D.J. lingered in his coma for over six months. Then he died. I went out to San Angelo for the funeral. By then I had become convinced that God was calling me to preach the gospel and was planning to attend Eden Seminary in St Louis. The last gift I gave my little brother was to plan and conduct his funeral, with the assistance of the pastor at First Christian Church. It was amazingly well attended. Hedy Bowen came. People whom we'd known years before came. One of his loyal taxi customers, a blind woman, came and told us of the many kindnesses he had done for her. We played that Elton John song, "Daniel," and to this day I cannot listen to it without crying.

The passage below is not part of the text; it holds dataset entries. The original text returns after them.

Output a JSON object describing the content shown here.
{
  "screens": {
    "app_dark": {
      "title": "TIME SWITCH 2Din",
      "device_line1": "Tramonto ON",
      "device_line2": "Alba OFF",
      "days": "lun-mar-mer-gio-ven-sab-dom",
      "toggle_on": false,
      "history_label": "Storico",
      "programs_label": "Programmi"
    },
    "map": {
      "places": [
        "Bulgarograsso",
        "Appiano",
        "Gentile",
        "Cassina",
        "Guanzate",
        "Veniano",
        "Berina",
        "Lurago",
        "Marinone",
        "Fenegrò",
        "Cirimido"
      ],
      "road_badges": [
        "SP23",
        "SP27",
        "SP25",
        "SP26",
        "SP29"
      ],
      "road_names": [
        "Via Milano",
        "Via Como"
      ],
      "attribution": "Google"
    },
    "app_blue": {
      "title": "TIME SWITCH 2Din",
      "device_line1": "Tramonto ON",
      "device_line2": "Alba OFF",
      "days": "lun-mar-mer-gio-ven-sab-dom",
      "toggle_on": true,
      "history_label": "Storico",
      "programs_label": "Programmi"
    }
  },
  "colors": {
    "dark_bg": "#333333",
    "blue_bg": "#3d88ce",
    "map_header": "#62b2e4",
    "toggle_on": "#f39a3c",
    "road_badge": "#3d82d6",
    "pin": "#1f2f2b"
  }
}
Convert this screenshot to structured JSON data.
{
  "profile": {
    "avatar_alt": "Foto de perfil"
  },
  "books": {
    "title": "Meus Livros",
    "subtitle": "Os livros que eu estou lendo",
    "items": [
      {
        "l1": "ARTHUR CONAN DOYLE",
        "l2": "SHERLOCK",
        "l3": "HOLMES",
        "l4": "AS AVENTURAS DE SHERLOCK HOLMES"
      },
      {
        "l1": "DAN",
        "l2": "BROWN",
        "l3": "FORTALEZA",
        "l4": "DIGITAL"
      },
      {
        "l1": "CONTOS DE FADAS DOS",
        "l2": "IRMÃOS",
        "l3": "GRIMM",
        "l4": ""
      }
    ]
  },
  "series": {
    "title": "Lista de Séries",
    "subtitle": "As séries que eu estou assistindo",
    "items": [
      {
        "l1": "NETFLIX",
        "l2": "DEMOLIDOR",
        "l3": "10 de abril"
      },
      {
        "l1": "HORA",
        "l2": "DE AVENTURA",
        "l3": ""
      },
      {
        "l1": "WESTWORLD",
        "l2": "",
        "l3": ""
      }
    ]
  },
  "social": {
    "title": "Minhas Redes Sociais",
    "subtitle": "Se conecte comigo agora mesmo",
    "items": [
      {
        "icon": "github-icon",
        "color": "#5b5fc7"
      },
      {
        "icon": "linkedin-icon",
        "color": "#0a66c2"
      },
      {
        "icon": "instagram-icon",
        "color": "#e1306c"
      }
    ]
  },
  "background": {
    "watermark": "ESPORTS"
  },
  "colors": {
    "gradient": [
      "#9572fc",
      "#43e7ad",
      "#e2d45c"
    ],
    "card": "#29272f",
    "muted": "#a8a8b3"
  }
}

So I told the nun that if she thought no one ever committed suicide over bingo that she'd better think again. Gambling is gambling, whether it's chump-change bingo, the state lottery or high stakes roulette in Monte Carlo. Gambling kills. But before that it lays waste to lives and destroys families. It is a God-damned thing, no matter who benefits.
Surprisingly, I received a reply from the nun. Even more surprisingly, she said that she had been moved by the story and felt chastened. The bingo games would stop, she said. She signed her letter, "Sadder but wiser."
My hatred for gambling in any form burns no less hotly today than on the day D.J. died. It truly causes me anguish to know that my state profits from the anguish and misery caused by this evil thing. Nevertheless, I cannot blame gambling alone for D.J.'s sad and tragic life. The seeds of his destruction were sown in childhood, and I had a hand in it. It doesn't provide much comfort to know that I was a victim, too. He had it worse--far worse--than any of us. I feel that if only I had loved him harder I would have found the courage to stretch out my hand to him. Oh, Daniel my brother: I miss you so.